For credendial of size 70995, using 50 threads serially, the avarage timetaken was 6833ms.
Running performance tests
All the classes needed to run these tests are in the package org.globus.ogsa.impl.base.cas.server.test.performance and targets have been provided in the build file for running them.Setting up database
These targets add some specific number of users to the database. One of the users needs to have the subect DN of the credential that will be used while running the tests. This is picked up from a variable "subject1DN" from a file, whose name is passes as a system property to each of this target. But default, this is set to "casTestProperties". To override it, set -Dcas.test.properties while invoking the target.
To get configuration parameters for database access, a file with database information is required as shown here. This is by default, "casDBProperties". To override it, set -Dcas.db.properties while invoking the target.

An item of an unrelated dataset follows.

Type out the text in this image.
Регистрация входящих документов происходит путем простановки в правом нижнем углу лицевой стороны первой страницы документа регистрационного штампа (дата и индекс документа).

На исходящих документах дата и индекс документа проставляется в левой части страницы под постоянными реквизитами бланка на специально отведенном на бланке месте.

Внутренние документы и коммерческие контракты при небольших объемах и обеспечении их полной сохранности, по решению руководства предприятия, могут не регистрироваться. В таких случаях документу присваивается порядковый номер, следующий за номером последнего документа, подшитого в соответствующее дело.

To set up small datasets in database, the following from CAS_HOME
psql -U tester -d casDatabase -f etc/delete.sql
ant bootstrap
ant populateDB -Dargs="small"
To set up large datasets, but credential size less than 50K, in database, the following from CAS_HOME
psql -U tester -d casDatabase -f etc/delete.sql
ant bootstrap
ant populateDB -Dargs="large"
To set up large datasets, but credential size greater than 50K, in database, the following from CAS_HOME
psql -U tester -d casDatabase -f etc/delete.sql
ant bootstrap
ant populateDB -Dargs="large largeCred"
Setting up GT3 container
For large runs (greater than 200 clients) and/or large credential generation(greater than 50K), the default timout on the Stub needs to be altered. This can be done by editing the GLOBUS_LOCATION/build.xml, stress target and adding the following as another system property. The value needs to be set appropriately.<sysproperty key="org.globus.ogsa.client.timeout" value="200000"/>
The above is the solution if "Read timeout error" is seen on the client side. In all other cases, a default GT3 container with CAS service deployed should suffice.
Running test targets
All tests use the stress framework in GT3 core. For more details, refer to test documentation in GT3 distribution. All targets have the following options:- -Dstress.threads = number of threads
- -Dstress.processes = number of processes
- -Dstress.concurrent = set to "yes" or "no"
-
Basic Query tests
Running the following target after setting up the database and GT3 container runs a test that measures time taken for a call to get the CAS nickname of the user.ant basicQueryStress -Dstress.threads=300 -Dstress.processes=1 -Dstress.concurrent=yes
-
Query tests
Running the following target after setting up the database and GT3 container runs a test that measures time taken for getting all applicable policies of the user.ant queryStress -Dstress.threads=300 -Dstress.processes=1 -Dstress.concurrent=no
-
Credential tests
Running the following target after setting up the database and GT3 container runs a test that measures time taken for generating credential of all policies of user.ant credentialStress -Dstress.threads=200 -Dstress.processes=1 -Dstress.concurrent=yes
-
Size of Credential
This test is used to ensure that credentials of large sizes can be generated. To run this test, set up the data base using the "populateDB" target with options "large largeCred". This will ensure that the credential returned on running the following is around 70K. This test requires that the timeout be set to a high value as descibed here. Since this is a test of large credential generation, it maybe prudent to just have one or few threads execution, rather than many.ant credentialStress -Dstress.threads=1 -Dstress.processes=1 -Dstress.concurrent=no
Infrasture overhead test
The whoami method on CAS port was overridden to just return a dummy string without any processing. The above described "Basic Query Test" was done to measure performance with 200 serial and concurrent client. On serial testing, time taken was 252ms (252) and on concurrent testing it was 187ms (34209). So it appears that irrespective of the application code, the infrastructure takes a considerably long time on concurrent calls.